Talvez a chuva não seja tão ruim assim.
Eu sempre odiei dias chuvosos. Não como a maioria das pessoas, já que o meu ressentimento com a chuva era algo muito mais íntimo, mais pessoal. A chuva, para mim, era a forma como o mundo mostrava que estava triste. Era a forma mais pura e verdadeira de olhar para nós, meros mortais, e simplesmente desabar. "Eu também tenho dias ruins!", era o que ele dizia. E eu odiava sentir tristeza. Odiava o mundo por se sentir triste.
Mas o que eu odiava tanto quanto dias chuvosos era quando eu esquecia o meu guarda-chuva. Era por isso que eu estava no ponto de ônibus, tarde da noite, sentado no banco úmido de madeira enquanto abraçava minhas pernas e culpava quem quer que fosse a divindade responsável pelo tempo.
Foi quando você apareceu, correndo pela chuva e atravessando o sinal aberto em meio aos carros, até onde eu estava. De primeira mão não o reconheci, talvez porque a chuva e a pouca iluminação tornassem minha visão um pouco mais turva do que já era, mas quando você se aproximou com sua mochila do Taz, meu coração errou uma batida e eu tive certeza de que era você.
Você sorriu em minha direção e tirou a franja molhada de seus olhos. Colocou sua mochila do lado da minha e eu prendi minha respiração no momento em que você sentou, bem ao meu lado, abrindo a boca para me dirigir a palavra.
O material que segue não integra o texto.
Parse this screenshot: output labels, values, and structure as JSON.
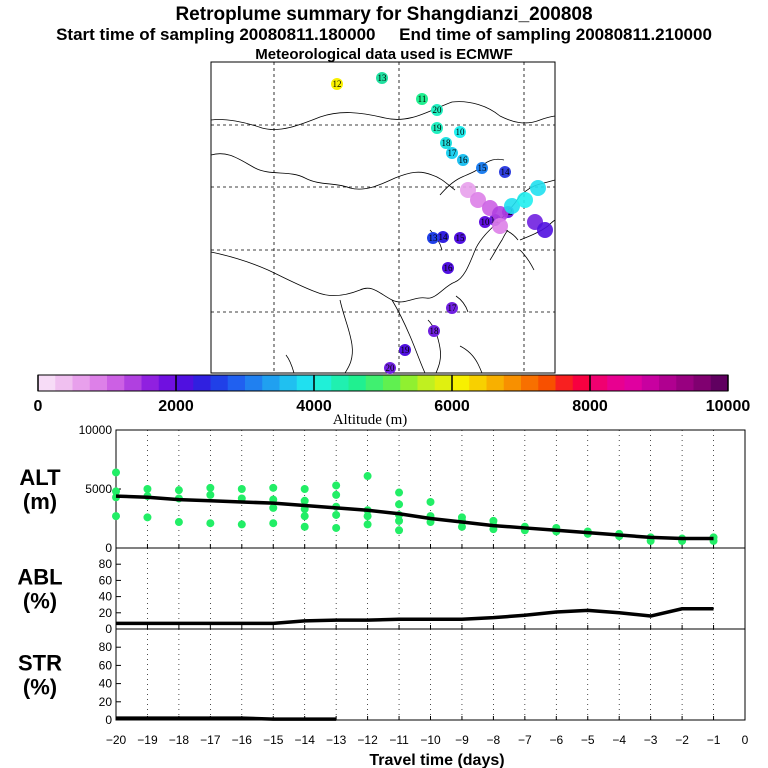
{
  "header": {
    "title": "Retroplume summary for Shangdianzi_200808",
    "start_label": "Start time of sampling 20080811.180000",
    "end_label": "End time of sampling 20080811.210000",
    "met_label": "Meteorological data used is ECMWF"
  },
  "colorbar": {
    "title": "Altitude (m)",
    "tick_labels": [
      "0",
      "2000",
      "4000",
      "6000",
      "8000",
      "10000"
    ],
    "tick_values": [
      0,
      2000,
      4000,
      6000,
      8000,
      10000
    ],
    "colors": [
      "#f7dcf7",
      "#f0c0f0",
      "#e8a0ec",
      "#dd80e8",
      "#cc60e4",
      "#b040e0",
      "#9020e0",
      "#7010e0",
      "#5010e0",
      "#3020e0",
      "#2040e8",
      "#2060f0",
      "#2080f0",
      "#20a0f0",
      "#20c0f0",
      "#20e0f0",
      "#20f0d8",
      "#20f0b0",
      "#20f090",
      "#40f070",
      "#60f050",
      "#90f030",
      "#c0f020",
      "#e0f010",
      "#f8f000",
      "#f8d000",
      "#f8b000",
      "#f89000",
      "#f87000",
      "#f85000",
      "#f82020",
      "#f80040",
      "#f00070",
      "#e80090",
      "#e000a0",
      "#c800a0",
      "#b00090",
      "#980080",
      "#800070",
      "#600060"
    ]
  },
  "map": {
    "trajectory_labels": [
      "12",
      "13",
      "11",
      "20",
      "19",
      "18",
      "17",
      "16",
      "15",
      "14",
      "10",
      "20",
      "19",
      "18",
      "17",
      "16",
      "15",
      "14",
      "13",
      "12",
      "11",
      "10"
    ],
    "marker_colors": [
      "#f8f000",
      "#20e0a0",
      "#20f090",
      "#20f0c0",
      "#20f0c0",
      "#20e0e0",
      "#20d0f0",
      "#20c0f0",
      "#2080f0",
      "#3040e0",
      "#20f0f0",
      "#7020e0",
      "#5010e0",
      "#7020e0",
      "#7020e0",
      "#5010e0",
      "#5010e0",
      "#3020e0",
      "#2040e8",
      "#7020e0",
      "#7020e0",
      "#6010e0"
    ]
  },
  "chart_data": [
    {
      "type": "line",
      "panel": "ALT",
      "ylabel": "ALT\n(m)",
      "ylabel_lines": [
        "ALT",
        "(m)"
      ],
      "ylim": [
        0,
        10000
      ],
      "yticks": [
        0,
        5000,
        10000
      ],
      "ytick_labels": [
        "0",
        "5000",
        "10000"
      ],
      "x": [
        -20,
        -19,
        -18,
        -17,
        -16,
        -15,
        -14,
        -13,
        -12,
        -11,
        -10,
        -9,
        -8,
        -7,
        -6,
        -5,
        -4,
        -3,
        -2,
        -1
      ],
      "series": [
        {
          "name": "mean altitude",
          "values": [
            4400,
            4300,
            4100,
            4000,
            3900,
            3800,
            3600,
            3400,
            3200,
            2900,
            2500,
            2200,
            1900,
            1700,
            1500,
            1300,
            1100,
            900,
            800,
            800
          ]
        }
      ],
      "scatter_points": [
        {
          "x": -20,
          "y": 6400
        },
        {
          "x": -20,
          "y": 4800
        },
        {
          "x": -20,
          "y": 4300
        },
        {
          "x": -20,
          "y": 2700
        },
        {
          "x": -19,
          "y": 5000
        },
        {
          "x": -19,
          "y": 4400
        },
        {
          "x": -19,
          "y": 2600
        },
        {
          "x": -18,
          "y": 4900
        },
        {
          "x": -18,
          "y": 4200
        },
        {
          "x": -18,
          "y": 2200
        },
        {
          "x": -17,
          "y": 5100
        },
        {
          "x": -17,
          "y": 4500
        },
        {
          "x": -17,
          "y": 2100
        },
        {
          "x": -16,
          "y": 5000
        },
        {
          "x": -16,
          "y": 4200
        },
        {
          "x": -16,
          "y": 2000
        },
        {
          "x": -15,
          "y": 5100
        },
        {
          "x": -15,
          "y": 4100
        },
        {
          "x": -15,
          "y": 3400
        },
        {
          "x": -15,
          "y": 2100
        },
        {
          "x": -14,
          "y": 5000
        },
        {
          "x": -14,
          "y": 4000
        },
        {
          "x": -14,
          "y": 3300
        },
        {
          "x": -14,
          "y": 2700
        },
        {
          "x": -14,
          "y": 1800
        },
        {
          "x": -13,
          "y": 5300
        },
        {
          "x": -13,
          "y": 4500
        },
        {
          "x": -13,
          "y": 3500
        },
        {
          "x": -13,
          "y": 2800
        },
        {
          "x": -13,
          "y": 1700
        },
        {
          "x": -12,
          "y": 6100
        },
        {
          "x": -12,
          "y": 3200
        },
        {
          "x": -12,
          "y": 2700
        },
        {
          "x": -12,
          "y": 2000
        },
        {
          "x": -11,
          "y": 4700
        },
        {
          "x": -11,
          "y": 3700
        },
        {
          "x": -11,
          "y": 2800
        },
        {
          "x": -11,
          "y": 2300
        },
        {
          "x": -11,
          "y": 1500
        },
        {
          "x": -10,
          "y": 3900
        },
        {
          "x": -10,
          "y": 2700
        },
        {
          "x": -10,
          "y": 2200
        },
        {
          "x": -9,
          "y": 2600
        },
        {
          "x": -9,
          "y": 2300
        },
        {
          "x": -9,
          "y": 1800
        },
        {
          "x": -8,
          "y": 2300
        },
        {
          "x": -8,
          "y": 1900
        },
        {
          "x": -8,
          "y": 1600
        },
        {
          "x": -7,
          "y": 1800
        },
        {
          "x": -7,
          "y": 1500
        },
        {
          "x": -6,
          "y": 1700
        },
        {
          "x": -6,
          "y": 1400
        },
        {
          "x": -5,
          "y": 1400
        },
        {
          "x": -5,
          "y": 1200
        },
        {
          "x": -4,
          "y": 1200
        },
        {
          "x": -4,
          "y": 1000
        },
        {
          "x": -3,
          "y": 900
        },
        {
          "x": -3,
          "y": 600
        },
        {
          "x": -2,
          "y": 800
        },
        {
          "x": -2,
          "y": 600
        },
        {
          "x": -1,
          "y": 900
        },
        {
          "x": -1,
          "y": 600
        }
      ],
      "scatter_color": "#22ee66"
    },
    {
      "type": "line",
      "panel": "ABL",
      "ylabel": "ABL\n(%)",
      "ylabel_lines": [
        "ABL",
        "(%)"
      ],
      "ylim": [
        0,
        100
      ],
      "yticks": [
        0,
        20,
        40,
        60,
        80
      ],
      "ytick_labels": [
        "0",
        "20",
        "40",
        "60",
        "80"
      ],
      "x": [
        -20,
        -19,
        -18,
        -17,
        -16,
        -15,
        -14,
        -13,
        -12,
        -11,
        -10,
        -9,
        -8,
        -7,
        -6,
        -5,
        -4,
        -3,
        -2,
        -1
      ],
      "series": [
        {
          "name": "ABL fraction",
          "values": [
            7,
            7,
            7,
            7,
            7,
            7,
            10,
            11,
            11,
            12,
            12,
            12,
            14,
            17,
            21,
            23,
            20,
            16,
            25,
            25
          ]
        }
      ]
    },
    {
      "type": "line",
      "panel": "STR",
      "ylabel": "STR\n(%)",
      "ylabel_lines": [
        "STR",
        "(%)"
      ],
      "ylim": [
        0,
        100
      ],
      "yticks": [
        0,
        20,
        40,
        60,
        80
      ],
      "ytick_labels": [
        "0",
        "20",
        "40",
        "60",
        "80"
      ],
      "x": [
        -20,
        -19,
        -18,
        -17,
        -16,
        -15,
        -14,
        -13
      ],
      "series": [
        {
          "name": "stratospheric fraction",
          "values": [
            2,
            2,
            2,
            2,
            2,
            1,
            1,
            1
          ]
        }
      ]
    }
  ],
  "xaxis": {
    "xlabel": "Travel time (days)",
    "xlim": [
      -20,
      0
    ],
    "tick_labels": [
      "−20",
      "−19",
      "−18",
      "−17",
      "−16",
      "−15",
      "−14",
      "−13",
      "−12",
      "−11",
      "−10",
      "−9",
      "−8",
      "−7",
      "−6",
      "−5",
      "−4",
      "−3",
      "−2",
      "−1",
      "0"
    ]
  }
}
Meu nome.
Sua voz parecia veludo quando você pronunciava meu nome.
Você inclinou o corpo para frente, apoiou os cotovelos em suas coxas e abaixou a cabeça. Seu cabelo caiu pelas laterais de sua mandíbula e cobriu boa parte do seu rosto. Aproveitei aquele momento para vagar em você, observar tudo aquilo que não tinha sido captado por meus olhos e esquecer um pouco da chuva.
Voltei a respirar.
Acho que me perdi passeando por suas roupas molhadas, por suas mãos inquietas sobre seu joelho ralado e por seu aroma de café que quando finalmente voltei a mim, seus olhos eram linhas retas que completavam seu sorriso, focados na minha pessoa.
Seu olhar queimava.
Desviei olhar não por vergonha ou timidez, mas porque se eu continuasse olhando para o seu rosto, talvez meu corpo agisse sozinho e eu não fosse capaz de me controlar.
Então você riu e meu coração se expandiu dentro do meu peitoral.
Eu olhei pra você e por um fração de segundos eu vi seus olhos brilharem.
Você me perguntou se eu tinha guarda-chuva. Eu respondi que não.
Depois você perguntou sobre a faculdade e entre perguntas aleatórias, a maioria por educação, você me perguntou porque eu estava ali tão tarde da noite.
Eu estremeci. Meu estômago revirou e por apenas alguns momentos eu pensei em dizer a verdade.
Pensei em gritar bem alto até esvaziar os meus pulmões. Pensei em contar que eu finalmente tinha criado coragem para tentar me aproximar de você, que eu tinha parado de vagar como uma sombra e que finalmente tinha dado o primeiro passo para entrar na cafeteria que você trabalhava. Pensei em levantar do banco e com todos os meus sentimentos à flor da pele, confessar que eu era totalmente e extremamente apaixonado por você. Quis, naquele mesmo momento, te contar que eu estava ali naquele ponto de ônibus perto do seu trabalho justamente porque amarelei bem na hora de entrar na cafeteria e resolvi optar por te esperar no ponto de ônibus, só que você se atrasou.
Recolhi toda e qualquer ideia absurda que envolvesse te mostrar a parte mais intima do meu ser e apenas respondi que perdi o ônibus.
Fiz a mesma pergunta para você.
Você respondeu que havia acabado de sair do trabalho e que tinha optado por ir para casa caminhando, mesmo com a chuva, mas desistiu assim que viu sentado no banco e quis ficar comigo para matar a saudade de não ter me visto na aula pela manhã.
Eu ri. Não porque era engraçado, mas porque fiquei tão surpreso que a risada escapou dos meus lábios e eu tive que tampar a boca com a mão. Você riu também e quando olhei em sua direção, de canto de olho, pude jurar que suas bochechas ficaram vermelhas. Então, você ajeitou a postura e desviou o olhar.
Silêncio.
Apenas o barulho da chuva torrencial ao nosso redor preenchia o espaço vazio que nossas frases curtas e perguntas idiotas deixaram para trás.
"Eu deveria falar alguma coisa?" essa frase martelava meu crânio e me fez criar diversas situações imaginárias onde qualquer uma delas poderia facilmente acabar até mesmo com a minha possível amizade com o garoto dos meus sonhos. Eu estava nervoso, você sabia disso, e por isso você abriu a boca mais uma vez e tentou preencher os espaços vazios.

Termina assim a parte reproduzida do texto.